« Charming: Hearing on Loyalty of Muslim Americans | Site News: New Category for the Revolutions posts »


February 26, 2011

Sidelights, the weaknesses of open source

For months I have been experimenting with the Free perso and business accounting software, GnuCash, self described as

"designed to be easy to use, yet powerful and flexible, GnuCash allows you to track bank accounts, stocks, income and expenses. As quick and intuitive to use as a checkbook register, it is based on professional accounting principles to ensure balanced books and accurate reports."
Last night after yet more tussling I am giving up. Will have to go back to Quicken (or another choice as I hate Quicken's nasty little forced upgrading). Gnucash is a veritable picture of the downside of opensource: feature heavy, but crappy user interfacing, confusing implementations, idiosyncratic naming, organisation.... It's software by IT geeks. I give up.

Posted by The Lounsbury at February 26, 2011 10:39 AM
Filed Under: Perso

Trackback Pings

TrackBack URL for this entry:
http://www.aqoul.com/movabletype/mt-tb.cgi/4152


Comments

Gnu as a prefix pretty much is a warning to stay away unless you're a total geek.
I'm trying two automated trading pkgs right now: NinjaTrader and Prodigio, which comes with Think or Swim. I can program the 1st in C#, and got up to speed on that one in a day. User interface is as sucky as it gets.
Prodigio has more of a user-friendly interface, and a normal person could probably use it out of the box in a half day. Me? I'm still struggling with it, but as I'm impressed with some of its features I'm going to struggle until I understand it and can test it and compare properly to NinjaTrader.
Just to show you how us geeks are...

Posted by: pantom at February 28, 2011 09:57 PM

Open source software is work in progress. You can do great things with it, provided you keep that in mind. The geeks - and others - who pimp it as finished products have little notion of quality as their only metrics are hackers metrics.

Posted by: Shaheen [TypeKey Profile Page] at March 1, 2011 09:17 AM

Makes me marvel all the more at guys like the Google founders or Zuckerberg, who somehow managed to understand that you had to go beyond mere programming prowess and pay very close attention to useability. They either incorporated it into the programming that they did, or had the humility to know they needed to delegate that to someone who knew all about it.
That would have been an interesting angle to The Social Network movie, instead of all the sour grapes soap opera stuff.

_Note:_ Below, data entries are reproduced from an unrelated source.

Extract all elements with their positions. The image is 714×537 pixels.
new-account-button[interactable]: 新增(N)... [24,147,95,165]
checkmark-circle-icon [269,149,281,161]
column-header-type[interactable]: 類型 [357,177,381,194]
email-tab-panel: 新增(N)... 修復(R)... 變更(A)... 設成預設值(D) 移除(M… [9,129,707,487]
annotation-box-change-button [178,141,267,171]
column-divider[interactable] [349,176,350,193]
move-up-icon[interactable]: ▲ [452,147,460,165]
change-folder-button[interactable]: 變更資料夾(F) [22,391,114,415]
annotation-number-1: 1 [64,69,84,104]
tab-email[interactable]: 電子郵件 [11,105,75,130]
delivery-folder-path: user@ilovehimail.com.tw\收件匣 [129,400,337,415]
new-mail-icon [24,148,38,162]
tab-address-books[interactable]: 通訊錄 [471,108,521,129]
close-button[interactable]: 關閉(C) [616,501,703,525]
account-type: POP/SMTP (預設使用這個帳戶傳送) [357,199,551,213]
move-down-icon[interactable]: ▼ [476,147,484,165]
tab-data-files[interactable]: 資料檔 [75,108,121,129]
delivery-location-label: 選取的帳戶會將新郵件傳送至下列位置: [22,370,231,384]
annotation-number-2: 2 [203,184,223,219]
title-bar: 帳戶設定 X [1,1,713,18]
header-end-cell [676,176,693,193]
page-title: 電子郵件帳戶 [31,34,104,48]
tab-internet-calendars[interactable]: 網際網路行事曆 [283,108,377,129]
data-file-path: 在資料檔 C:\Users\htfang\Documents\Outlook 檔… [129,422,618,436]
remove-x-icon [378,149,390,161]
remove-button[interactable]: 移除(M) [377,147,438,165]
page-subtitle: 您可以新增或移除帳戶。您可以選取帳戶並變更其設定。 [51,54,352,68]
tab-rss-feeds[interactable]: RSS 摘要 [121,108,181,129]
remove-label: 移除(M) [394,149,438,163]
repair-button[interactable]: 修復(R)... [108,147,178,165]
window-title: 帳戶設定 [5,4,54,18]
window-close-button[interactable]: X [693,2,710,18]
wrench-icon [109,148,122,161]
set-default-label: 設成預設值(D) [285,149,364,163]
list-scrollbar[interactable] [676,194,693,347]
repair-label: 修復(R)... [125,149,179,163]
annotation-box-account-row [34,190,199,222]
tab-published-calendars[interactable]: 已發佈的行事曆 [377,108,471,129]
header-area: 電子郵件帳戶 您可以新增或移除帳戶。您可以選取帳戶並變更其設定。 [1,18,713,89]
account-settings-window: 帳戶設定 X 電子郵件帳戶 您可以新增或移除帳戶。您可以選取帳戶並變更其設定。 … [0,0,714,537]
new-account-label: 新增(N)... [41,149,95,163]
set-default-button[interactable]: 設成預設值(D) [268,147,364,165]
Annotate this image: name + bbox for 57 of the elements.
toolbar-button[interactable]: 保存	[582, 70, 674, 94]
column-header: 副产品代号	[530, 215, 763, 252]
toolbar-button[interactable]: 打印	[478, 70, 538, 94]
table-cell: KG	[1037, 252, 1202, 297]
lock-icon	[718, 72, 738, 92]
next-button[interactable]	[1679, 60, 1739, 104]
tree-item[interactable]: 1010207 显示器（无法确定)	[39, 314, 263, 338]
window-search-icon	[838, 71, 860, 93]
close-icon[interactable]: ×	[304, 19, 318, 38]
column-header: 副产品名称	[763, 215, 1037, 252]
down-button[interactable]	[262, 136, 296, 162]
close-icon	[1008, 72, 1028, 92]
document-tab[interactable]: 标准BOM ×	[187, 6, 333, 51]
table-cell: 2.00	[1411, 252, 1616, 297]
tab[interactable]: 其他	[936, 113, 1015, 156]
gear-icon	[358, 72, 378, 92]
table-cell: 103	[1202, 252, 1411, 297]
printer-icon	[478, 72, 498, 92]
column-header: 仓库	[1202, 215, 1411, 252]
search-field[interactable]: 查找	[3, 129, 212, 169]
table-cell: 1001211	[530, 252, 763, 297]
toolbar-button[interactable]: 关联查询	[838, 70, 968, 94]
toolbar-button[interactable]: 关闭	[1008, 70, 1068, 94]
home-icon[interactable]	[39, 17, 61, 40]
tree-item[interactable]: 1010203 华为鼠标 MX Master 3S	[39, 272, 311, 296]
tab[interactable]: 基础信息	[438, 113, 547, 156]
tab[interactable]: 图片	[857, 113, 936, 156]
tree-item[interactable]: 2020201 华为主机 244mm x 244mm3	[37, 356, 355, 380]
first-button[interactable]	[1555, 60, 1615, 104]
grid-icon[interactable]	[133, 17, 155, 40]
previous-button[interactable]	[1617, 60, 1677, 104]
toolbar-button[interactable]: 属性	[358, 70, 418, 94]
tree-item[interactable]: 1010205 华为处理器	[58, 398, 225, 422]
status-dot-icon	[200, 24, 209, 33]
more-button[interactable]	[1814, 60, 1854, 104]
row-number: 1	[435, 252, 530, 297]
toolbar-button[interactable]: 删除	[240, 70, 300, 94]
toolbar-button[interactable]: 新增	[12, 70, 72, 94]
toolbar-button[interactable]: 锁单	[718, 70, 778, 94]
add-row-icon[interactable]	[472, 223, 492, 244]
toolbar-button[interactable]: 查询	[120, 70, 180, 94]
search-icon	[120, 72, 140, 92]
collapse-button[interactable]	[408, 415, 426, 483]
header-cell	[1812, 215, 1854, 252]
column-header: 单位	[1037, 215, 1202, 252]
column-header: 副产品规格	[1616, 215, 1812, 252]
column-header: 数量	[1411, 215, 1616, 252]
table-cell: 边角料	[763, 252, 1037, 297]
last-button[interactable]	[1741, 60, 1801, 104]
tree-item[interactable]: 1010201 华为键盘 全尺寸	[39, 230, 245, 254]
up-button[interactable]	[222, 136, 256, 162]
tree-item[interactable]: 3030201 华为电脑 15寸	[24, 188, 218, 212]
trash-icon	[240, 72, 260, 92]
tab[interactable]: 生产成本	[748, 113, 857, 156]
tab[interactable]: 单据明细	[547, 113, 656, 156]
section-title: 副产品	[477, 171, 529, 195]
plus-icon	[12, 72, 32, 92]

Posted by: pantom at March 2, 2011 02:27 AM

Facebook doesn't involve any technical prowess. Why Facebook won and not Myspace or one of the many others that competed with it? Maybe business networks? The nature of its first user base? A mixture of factors (including user orientation indeed) linked by a bit of luck, and the right business networks.

Google was heavily user oriented on top of technical prowess. There is much more genius there than in Facebook, not much room for luck.

Posted by: Shaheen [TypeKey Profile Page] at March 2, 2011 01:50 PM

I've had good and bad experiences with open source. I use some open source things, mostly those where by luck I suppose the team had someone who cared about rationality in the user interface, and where again probably by luck, as much attention to usability as adding yet another feature to show off Code Skills....

I suspect re any platform like Facebook, there is a usability factor that directly feeds into building network effects. I recall my first encounter with MySpace, very confusing, disorganized.... Never made me think, "Hey, I can use this." In contrast, Facebook - I forget how I got there, some friend I suppose, was on its face easy to use, and at that time seemed streamlined.

Re Gnucash, as much as I wanted to use it, it just was painful. Very poorly implemented on the user-interface with a level of arcaneness that was just irritating (even when, like the banking systems, I knew what's going on since I know about bank systems - but using something for personal finance, I don't want to labour away as if I was in Bank IT).